Saturday, September 20, 2008

It's A Wrap: Québec's Salmonella Outbreak - Final Report

It was one of those textbook-style outbreak investigations – the kind that epidemiology lecturers dream of. Quickly noticed. Quickly traced. Quickly over. Here's what happened.

In late August, the Québec Ministry of Health (MSSS) noticed an unusual cluster of salmonellosis reports, all caused by a single genetic strain of Salmonella Enteritidis. An epidemiological traceback pointed to cheeses manufactured by Fromages La Chaudière Inc. The implicated cheeses – available for sale between July 24th and August 24th – were recalled on August 29th.

The outbreak lasted approximately 3 weeks. The 111 confirmed victims reported onset of their symptoms between August 7th and August 26th, with most of the victims falling ill during the August 10-15 time period. No additional outbreak-associated illnesses were reported after the August 29th recall. 

The Salmonella-contaminated cheese claimed one life – an elderly person; at least 40% of the victims required hospitalization. 

Salmonella Enteritidis is a very common serovar in North America, and often has been associated with eggs and egg products. Twenty years ago, before genetic fingerprinting of outbreak strains became readily available, an outbreak of this size might not have been detected.

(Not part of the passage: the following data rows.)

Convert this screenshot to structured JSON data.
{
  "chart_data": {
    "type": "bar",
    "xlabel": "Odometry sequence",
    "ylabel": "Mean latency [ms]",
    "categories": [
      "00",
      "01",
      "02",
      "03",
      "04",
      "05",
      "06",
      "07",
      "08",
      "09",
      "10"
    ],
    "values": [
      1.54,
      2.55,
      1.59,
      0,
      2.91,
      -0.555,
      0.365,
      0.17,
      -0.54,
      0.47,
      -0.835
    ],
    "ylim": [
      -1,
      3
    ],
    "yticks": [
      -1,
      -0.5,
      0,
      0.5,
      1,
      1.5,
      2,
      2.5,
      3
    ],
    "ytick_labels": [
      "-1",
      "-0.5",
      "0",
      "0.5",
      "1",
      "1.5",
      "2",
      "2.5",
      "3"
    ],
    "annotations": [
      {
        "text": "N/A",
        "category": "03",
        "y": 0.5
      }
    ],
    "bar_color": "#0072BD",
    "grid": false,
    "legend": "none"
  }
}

Or, if detected, tracing the source would have been more difficult.

By their ability to spot the illness cluster and trace its source rapidly, Québec Ministry of Health investigators were able to prevent a much larger outbreak. Perhaps the Ontario government, which was forced to send its Listeria monocytogenes isolates to Winnipeg for genetic fingerprinting, should take notice. And take action.